Un progetto che resiste
Il progetto che anche quest’anno si è realizzato (dopo l’esperienza dell’accoglienza in famiglia) parte dall’ospitalità verso i bambini di Chernobyl per tenerli in un ambiente sano nonostante loro siano cresciuti vicini alla centrale, con tutti i rischi radioattivi che ciò comporta. Molti di quei bimbi di allora ora sono grandi ma hanno mantenuto un affetto particolare per l’Italia. Nastija, una delle accompagnatrici, venne qui quando aveva sei anni, ha imparato bene l’italiano e ora non smette di tenere i legami con il nostro Paese. Con lo scoppio della guerra, naturalmente, il progetto Chernobyl si è allargata e ora i minori arrivano da tutta l’Ucraina. Molti sono di Kiev o dei dintorni della capitale ma tanti altri sono di zone dilaniate dai bombardamenti, appartengono a famiglie in fuga da Karkiv, da Zaporiza, da Cherson.
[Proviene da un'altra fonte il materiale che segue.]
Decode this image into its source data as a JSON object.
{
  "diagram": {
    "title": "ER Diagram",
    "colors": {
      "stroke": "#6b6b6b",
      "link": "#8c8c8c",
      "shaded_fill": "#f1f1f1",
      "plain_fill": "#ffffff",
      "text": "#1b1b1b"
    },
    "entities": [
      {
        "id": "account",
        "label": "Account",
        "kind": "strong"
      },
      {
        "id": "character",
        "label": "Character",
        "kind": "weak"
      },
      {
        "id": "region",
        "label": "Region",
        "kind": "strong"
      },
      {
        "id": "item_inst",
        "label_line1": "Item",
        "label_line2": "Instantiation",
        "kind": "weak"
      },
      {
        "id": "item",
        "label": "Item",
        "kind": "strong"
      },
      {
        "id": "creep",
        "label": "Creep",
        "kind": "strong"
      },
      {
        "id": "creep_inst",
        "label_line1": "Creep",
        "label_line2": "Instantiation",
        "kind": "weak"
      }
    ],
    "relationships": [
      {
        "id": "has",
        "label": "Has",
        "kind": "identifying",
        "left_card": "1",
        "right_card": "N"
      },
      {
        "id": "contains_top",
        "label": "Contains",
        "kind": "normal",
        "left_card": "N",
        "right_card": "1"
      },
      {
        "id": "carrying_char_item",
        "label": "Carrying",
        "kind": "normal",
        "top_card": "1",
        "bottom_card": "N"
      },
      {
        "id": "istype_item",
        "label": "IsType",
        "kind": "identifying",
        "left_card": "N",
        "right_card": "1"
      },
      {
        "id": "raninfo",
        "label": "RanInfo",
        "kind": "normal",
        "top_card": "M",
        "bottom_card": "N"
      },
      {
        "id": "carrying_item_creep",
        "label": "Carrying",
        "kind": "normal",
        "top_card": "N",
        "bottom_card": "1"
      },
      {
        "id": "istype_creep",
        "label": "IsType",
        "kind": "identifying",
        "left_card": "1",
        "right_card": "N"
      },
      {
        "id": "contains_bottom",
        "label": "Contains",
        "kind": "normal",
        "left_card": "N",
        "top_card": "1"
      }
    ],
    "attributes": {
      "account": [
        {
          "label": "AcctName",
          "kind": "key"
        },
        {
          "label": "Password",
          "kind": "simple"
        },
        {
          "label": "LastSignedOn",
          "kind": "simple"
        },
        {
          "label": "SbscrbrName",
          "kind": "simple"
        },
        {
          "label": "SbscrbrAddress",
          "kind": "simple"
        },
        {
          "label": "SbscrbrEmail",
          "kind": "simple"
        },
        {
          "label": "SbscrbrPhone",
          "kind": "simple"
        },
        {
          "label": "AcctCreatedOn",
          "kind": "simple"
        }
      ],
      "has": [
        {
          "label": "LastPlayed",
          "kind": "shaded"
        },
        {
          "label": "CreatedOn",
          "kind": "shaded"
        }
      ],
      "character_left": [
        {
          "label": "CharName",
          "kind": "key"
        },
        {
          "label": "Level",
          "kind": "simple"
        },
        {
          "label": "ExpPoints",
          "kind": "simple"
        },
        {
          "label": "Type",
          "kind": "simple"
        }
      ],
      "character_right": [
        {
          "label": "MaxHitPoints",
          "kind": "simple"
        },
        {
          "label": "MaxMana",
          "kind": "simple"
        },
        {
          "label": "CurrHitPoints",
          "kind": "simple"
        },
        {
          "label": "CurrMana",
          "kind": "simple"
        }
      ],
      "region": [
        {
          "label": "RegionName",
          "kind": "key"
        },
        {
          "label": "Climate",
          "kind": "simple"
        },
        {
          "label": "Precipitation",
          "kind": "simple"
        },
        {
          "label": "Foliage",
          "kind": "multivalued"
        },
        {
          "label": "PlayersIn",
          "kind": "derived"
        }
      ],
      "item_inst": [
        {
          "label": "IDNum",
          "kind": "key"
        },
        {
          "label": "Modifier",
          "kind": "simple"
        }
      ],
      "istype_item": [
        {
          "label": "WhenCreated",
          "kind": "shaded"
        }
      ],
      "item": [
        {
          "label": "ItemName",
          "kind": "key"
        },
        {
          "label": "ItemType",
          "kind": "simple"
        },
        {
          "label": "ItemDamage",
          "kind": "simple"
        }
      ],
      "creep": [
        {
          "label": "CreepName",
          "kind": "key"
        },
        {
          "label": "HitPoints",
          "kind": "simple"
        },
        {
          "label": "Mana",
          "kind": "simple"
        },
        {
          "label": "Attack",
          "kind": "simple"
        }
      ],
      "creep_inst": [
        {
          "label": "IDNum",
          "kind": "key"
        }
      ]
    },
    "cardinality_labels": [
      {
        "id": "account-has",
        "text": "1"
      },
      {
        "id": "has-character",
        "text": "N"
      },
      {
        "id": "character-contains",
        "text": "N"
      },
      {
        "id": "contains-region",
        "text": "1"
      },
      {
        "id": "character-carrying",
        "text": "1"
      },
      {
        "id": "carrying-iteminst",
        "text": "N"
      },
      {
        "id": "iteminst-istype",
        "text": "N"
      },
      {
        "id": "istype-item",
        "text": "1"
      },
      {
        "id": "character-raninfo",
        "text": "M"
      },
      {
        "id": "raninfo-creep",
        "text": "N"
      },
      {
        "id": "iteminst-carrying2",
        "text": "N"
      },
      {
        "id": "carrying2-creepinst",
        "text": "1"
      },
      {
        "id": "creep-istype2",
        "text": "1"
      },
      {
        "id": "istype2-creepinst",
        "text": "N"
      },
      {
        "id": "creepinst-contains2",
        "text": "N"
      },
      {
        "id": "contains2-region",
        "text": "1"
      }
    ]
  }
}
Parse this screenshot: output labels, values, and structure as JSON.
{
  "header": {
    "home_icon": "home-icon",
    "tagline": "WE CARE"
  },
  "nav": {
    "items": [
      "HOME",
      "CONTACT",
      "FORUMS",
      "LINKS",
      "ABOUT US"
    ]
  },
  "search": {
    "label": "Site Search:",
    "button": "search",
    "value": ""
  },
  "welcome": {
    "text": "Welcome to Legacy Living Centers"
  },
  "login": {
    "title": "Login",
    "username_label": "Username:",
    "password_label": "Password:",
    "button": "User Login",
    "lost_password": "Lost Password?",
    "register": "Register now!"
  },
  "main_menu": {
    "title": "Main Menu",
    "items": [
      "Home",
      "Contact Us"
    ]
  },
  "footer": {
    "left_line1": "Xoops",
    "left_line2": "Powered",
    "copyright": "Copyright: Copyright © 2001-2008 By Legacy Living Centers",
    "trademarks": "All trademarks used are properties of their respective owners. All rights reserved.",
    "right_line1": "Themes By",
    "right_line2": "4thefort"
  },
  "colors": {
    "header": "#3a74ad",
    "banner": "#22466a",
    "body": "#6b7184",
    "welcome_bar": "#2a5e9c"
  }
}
Nei primi giorni di soggiorno ad Alassio in tanti si svegliavano di soprassalto quando sentivano il rumore del treno o degli aerei. Pensavano fossero i bombardamenti. Poi le accompagnatrici hanno spiegato loro che qui non c’è la guerra e si sono calmati. Ma cosa succederà adesso che torneranno in patria?
La roulette russa
Il pullman proveniente da Alassio si ferma in autogrill sulla tangenziale di Milano a Muggiano Est per farli mangiare. Poi punta su Lampugnano dove si cambia bus in vista del viaggio di due giorni per arrivare in Ucraina. L’andata è stata tranquilla, solo un paio d’ore d’attesa alla frontiera con l’Ungheria. Per il resto è filato tutto liscio, con controlli veloci alle altre frontiere. La guerra, hanno spiegato le accompagnatrici, non riguarda i bambini, loro sono a posto con i passaporti, tutte le carte sono in regola grazie al grande lavoro in regia di Aubam in accordo con l’ambasciata. Ma cosa accadrà adesso che i ragazzi rimettono piede in quella terra dove - è proprio il caso di dirlo - ogni giorno è come una roulette russa, un’esistenza in sospeso tra la vita e la morte?
Il sogno di Antonio
«Mentre i bambini erano in colonia - spiega Antonio Tosi - hanno sentito dal telefono che c’era allarme aereo a Kiev ed è stato come ripiombare all’inferno. Per questo le accompagnatrici permettevano un uso controllato dei cellulari, per lasciarli tranquilli». Ogni componente della spedizione italiana ha una sua storia alle spalle, un vissuto per la maggior parte di sofferenze e di tentativo di riscatto. Racconta Nastja: «Qui c’è un bambino che non ha più il papà e ha la mamma malata di tumore. Stare con gli amici, poter fare una vacanza al sole e al mare dell’Italia è una piccola ma grandissima possibilità di stare bene». È una catena di solidarietà quella che si forma per costruire un futuro migliore sull’asse Italia-Ucraina. «Il mio sogno sapete quale è? Di andare da loro, nelle loro famiglie e stare in pace». Il desiderio di Antonio Tosi è quello di tutti coloro che sperano in un domani che cancelli le guerre. Ma quello che tutti i giorni ci raccontano le cronache internazionali è l’esatto opposto di un futuro di serenità. Per fortuna che i sorrisi e gli abbracci dei bambini resistono. Dovrebbero insegnare qualcosa ai grandi, però.